Garforth Scott J, Domaoal Robert A, Lwatula Chisanga, Landau Mark J, Meyer Amanda J, Anderson Karen S, Prasad Vinayaka R
Department of Microbiology and Immunology, Albert Einstein College of Medicine, 1300 Morris Park Avenue, Bronx, NY 10461, USA.
J Mol Biol. 2010 Aug 6;401(1):33-44. doi: 10.1016/j.jmb.2010.06.001. Epub 2010 Jun 9.

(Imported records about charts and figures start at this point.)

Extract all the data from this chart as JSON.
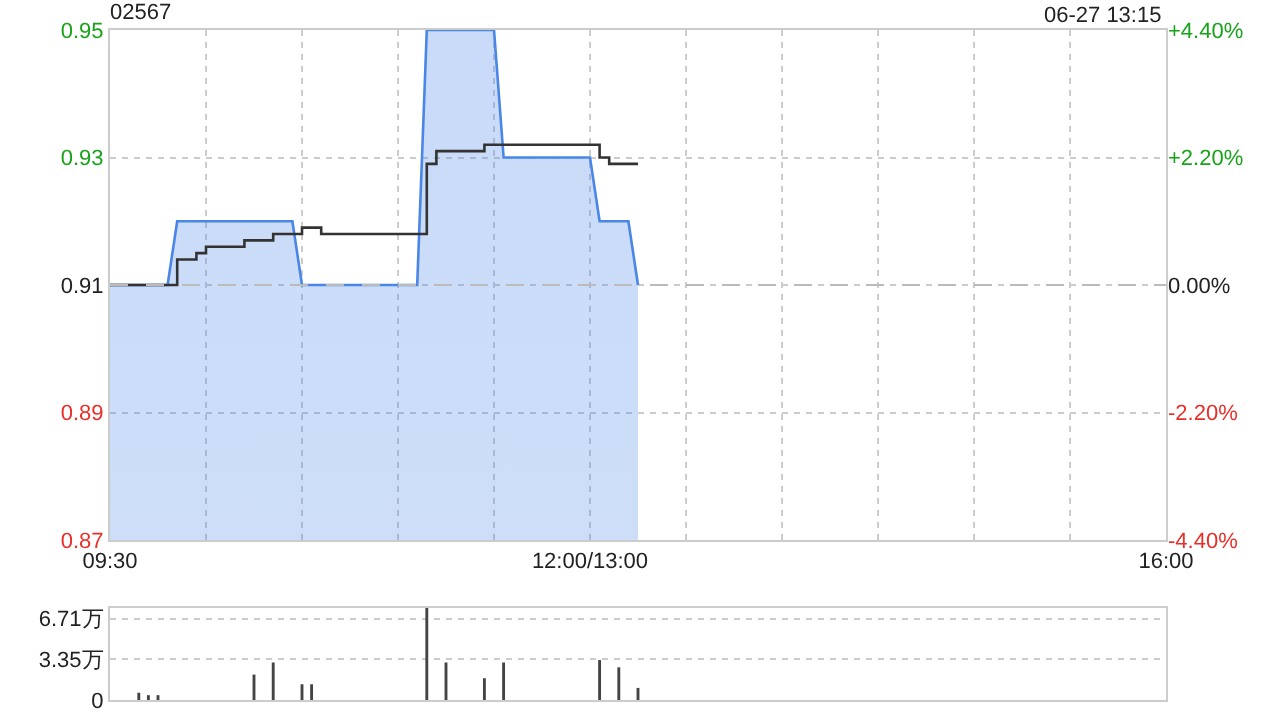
{
  "chart_data": [
    {
      "type": "step",
      "title": "02567",
      "annotations": [
        "06-27 13:15"
      ],
      "categories": [
        "09:30",
        null,
        null,
        null,
        null,
        null,
        null,
        null,
        null,
        null,
        null,
        null,
        null,
        null,
        null,
        null,
        null,
        null,
        null,
        null,
        null,
        null,
        null,
        null,
        null,
        null,
        null,
        null,
        null,
        null,
        null,
        null,
        null,
        null,
        null,
        null,
        null,
        null,
        null,
        null,
        null,
        null,
        null,
        null,
        null,
        null,
        null,
        null,
        null,
        null,
        "12:00/13:00",
        null,
        null,
        null,
        null,
        null,
        null,
        null,
        null,
        null,
        null,
        null,
        null,
        null,
        null,
        null,
        null,
        null,
        null,
        null,
        null,
        null,
        null,
        null,
        null,
        null,
        null,
        null,
        null,
        null,
        null,
        null,
        null,
        null,
        null,
        null,
        null,
        null,
        null,
        null,
        null,
        null,
        null,
        null,
        null,
        null,
        null,
        null,
        null,
        null,
        null,
        null,
        null,
        null,
        null,
        null,
        null,
        null,
        null,
        null,
        "16:00"
      ],
      "series": [
        {
          "type": "area",
          "color": "#4a86e8",
          "values": [
            0.91,
            0.91,
            0.91,
            0.91,
            0.91,
            0.91,
            0.91,
            0.92,
            0.92,
            0.92,
            0.92,
            0.92,
            0.92,
            0.92,
            0.92,
            0.92,
            0.92,
            0.92,
            0.92,
            0.92,
            0.91,
            0.91,
            0.91,
            0.91,
            0.91,
            0.91,
            0.91,
            0.91,
            0.91,
            0.91,
            0.91,
            0.91,
            0.91,
            0.95,
            0.95,
            0.95,
            0.95,
            0.95,
            0.95,
            0.95,
            0.95,
            0.93,
            0.93,
            0.93,
            0.93,
            0.93,
            0.93,
            0.93,
            0.93,
            0.93,
            0.93,
            0.92,
            0.92,
            0.92,
            0.92,
            0.91,
            null,
            null,
            null,
            null,
            null,
            null,
            null,
            null,
            null,
            null,
            null,
            null,
            null,
            null,
            null,
            null,
            null,
            null,
            null,
            null,
            null,
            null,
            null,
            null,
            null,
            null,
            null,
            null,
            null,
            null,
            null,
            null,
            null,
            null,
            null,
            null,
            null,
            null,
            null,
            null,
            null,
            null,
            null,
            null,
            null,
            null,
            null,
            null,
            null,
            null,
            null,
            null,
            null,
            null,
            null
          ]
        },
        {
          "color": "#333333",
          "values": [
            0.91,
            0.91,
            0.91,
            0.91,
            0.91,
            0.91,
            0.91,
            0.914,
            0.914,
            0.915,
            0.916,
            0.916,
            0.916,
            0.916,
            0.917,
            0.917,
            0.917,
            0.918,
            0.918,
            0.918,
            0.919,
            0.919,
            0.918,
            0.918,
            0.918,
            0.918,
            0.918,
            0.918,
            0.918,
            0.918,
            0.918,
            0.918,
            0.918,
            0.929,
            0.931,
            0.931,
            0.931,
            0.931,
            0.931,
            0.932,
            0.932,
            0.932,
            0.932,
            0.932,
            0.932,
            0.932,
            0.932,
            0.932,
            0.932,
            0.932,
            0.932,
            0.93,
            0.929,
            0.929,
            0.929,
            0.929,
            null,
            null,
            null,
            null,
            null,
            null,
            null,
            null,
            null,
            null,
            null,
            null,
            null,
            null,
            null,
            null,
            null,
            null,
            null,
            null,
            null,
            null,
            null,
            null,
            null,
            null,
            null,
            null,
            null,
            null,
            null,
            null,
            null,
            null,
            null,
            null,
            null,
            null,
            null,
            null,
            null,
            null,
            null,
            null,
            null,
            null,
            null,
            null,
            null,
            null,
            null,
            null,
            null,
            null,
            null
          ]
        }
      ],
      "ylim": [
        0.87,
        0.95
      ],
      "yticks": [
        0.87,
        0.89,
        0.91,
        0.93,
        0.95
      ],
      "y2lim": [
        -4.4,
        4.4
      ],
      "y2ticks": [
        {
          "value": -4.4,
          "label": "-4.40%"
        },
        {
          "value": -2.2,
          "label": "-2.20%"
        },
        {
          "value": 0,
          "label": "0.00%"
        },
        {
          "value": 2.2,
          "label": "+2.20%"
        },
        {
          "value": 4.4,
          "label": "+4.40%"
        }
      ],
      "ref_lines": [
        {
          "axis": "y",
          "value": 0.91,
          "line_style": "dashed",
          "color": "#bbbbbb"
        }
      ],
      "grid": true
    },
    {
      "type": "bar",
      "color": "#444444",
      "categories": [
        null,
        null,
        null,
        null,
        null,
        null,
        null,
        null,
        null,
        null,
        null,
        null,
        null,
        null,
        null,
        null,
        null,
        null,
        null,
        null,
        null,
        null,
        null,
        null,
        null,
        null,
        null,
        null,
        null,
        null,
        null,
        null,
        null,
        null,
        null,
        null,
        null,
        null,
        null,
        null,
        null,
        null,
        null,
        null,
        null,
        null,
        null,
        null,
        null,
        null,
        null,
        null,
        null,
        null,
        null,
        null,
        null,
        null,
        null,
        null,
        null,
        null,
        null,
        null,
        null,
        null,
        null,
        null,
        null,
        null,
        null,
        null,
        null,
        null,
        null,
        null,
        null,
        null,
        null,
        null,
        null,
        null,
        null,
        null,
        null,
        null,
        null,
        null,
        null,
        null,
        null,
        null,
        null,
        null,
        null,
        null,
        null,
        null,
        null,
        null,
        null,
        null,
        null,
        null,
        null,
        null,
        null,
        null,
        null,
        null,
        null
      ],
      "values": [
        null,
        null,
        null,
        0.6,
        0.4,
        0.4,
        null,
        null,
        null,
        null,
        null,
        null,
        null,
        null,
        null,
        2.1,
        null,
        3.1,
        null,
        null,
        1.3,
        1.3,
        null,
        null,
        null,
        null,
        null,
        null,
        null,
        null,
        null,
        null,
        null,
        7.6,
        null,
        3.1,
        null,
        null,
        null,
        1.8,
        null,
        3.1,
        null,
        null,
        null,
        null,
        null,
        null,
        null,
        null,
        null,
        3.3,
        null,
        2.7,
        null,
        1.0,
        null,
        null,
        null,
        null,
        null,
        null,
        null,
        null,
        null,
        null,
        null,
        null,
        null,
        null,
        null,
        null,
        null,
        null,
        null,
        null,
        null,
        null,
        null,
        null,
        null,
        null,
        null,
        null,
        null,
        null,
        null,
        null,
        null,
        null,
        null,
        null,
        null,
        null,
        null,
        null,
        null,
        null,
        null,
        null,
        null,
        null,
        null,
        null,
        null,
        null,
        null,
        null,
        null,
        null,
        null
      ],
      "ylim": [
        0,
        7.6
      ],
      "yticks": [
        0,
        {
          "value": 3.35,
          "label": "3.35万"
        },
        {
          "value": 6.71,
          "label": "6.71万"
        }
      ],
      "tick_labels": "y",
      "grid": "y"
    }
  ]
}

Lys65 residue, in the fingers domain of human immunodeficiency virus reverse transcriptase (RT), interacts with incoming dNTP in a sequence-independent fashion. We showed previously that a 5-amino-acid deletion spanning Lys65 and a K65A substitution both enhanced the fidelity of dNTP insertion. We hypothesized that the Lys65 residue enhances dNTP misinsertion via interactions with the gamma-phosphate of the incoming dNTP. We now examine this hypothesis in pre-steady-state kinetic studies using wild-type human immunodeficiency virus-1 RT and two substitution mutants, K65A and K65R. K65R mutation did not greatly increase misinsertion fidelity, but K65A mutation led to higher incorporation fidelity. For a misinsertion to become a permanent error, it needs to be accompanied by the extension of the mispaired terminus thus formed. Both mutants and the wild-type enzyme discriminated against the mismatched primer at the catalytic step (k(pol)). Additionally, K65A and K65R mutants displayed a further decrease in mismatch extension efficiency, primarily at the level of dNTP binding. We employed hydroxyl radical footprinting to determine the position of the RT on the primer/template. The wild-type and Lys65-substituted enzymes occupied the same position at the primer terminus; the presence of a mismatched primer terminus caused all three enzymes to be displaced to a -2 position relative to the primer 3' end. In the context of an efficiently extended mismatched terminus, the presence of the next complementary nucleotide overcame the displacement, resulting in a complex resembling the matched terminus. The results are consistent with the observed reduction in k(pol) in mispaired primer extension being due to the position of the enzyme at a mismatched terminus. Our work shows the influence of the stabilizing interactions of Lys65 with the incoming dNTP on two different aspects of polymerase fidelity.
人类免疫缺陷病毒逆转录酶(RT)指状结构域中的赖氨酸65(Lys65)残基以序列非依赖的方式与进入的脱氧核苷三磷酸(dNTP)相互作用。我们之前表明,跨越Lys65的5个氨基酸缺失以及K65A取代均增强了dNTP插入的保真度。我们推测Lys65残基通过与进入的dNTP的γ-磷酸基团相互作用增强了dNTP的错配插入。我们现在使用野生型人类免疫缺陷病毒1型RT以及两个取代突变体K65A和K65R,在预稳态动力学研究中检验这一推测。K65R突变并未大幅提高错配插入保真度,但K65A突变导致更高的掺入保真度。要使错配插入成为永久性错误,它需要伴随着由此形成的错配末端的延伸。突变体和野生型酶在催化步骤(k(pol))均区分错配引物。此外,K65A和K65R突变体显示错配延伸效率进一步降低,主要在dNTP结合水平。我们采用羟基自由基足迹法来确定RT在引物/模板上的位置。野生型和Lys65取代的酶在引物末端占据相同位置;错配引物末端的存在导致所有三种酶相对于引物3'端移位至 -2位置。在有效延伸的错配末端的情况下,下一个互补核苷酸的存在克服了移位,产生了类似于匹配末端的复合物。结果与观察到的错配引物延伸中k(pol)的降低是由于酶在错配末端的位置一致。我们的工作表明Lys65与进入的dNTP的稳定相互作用对聚合酶保真度的两个不同方面的影响。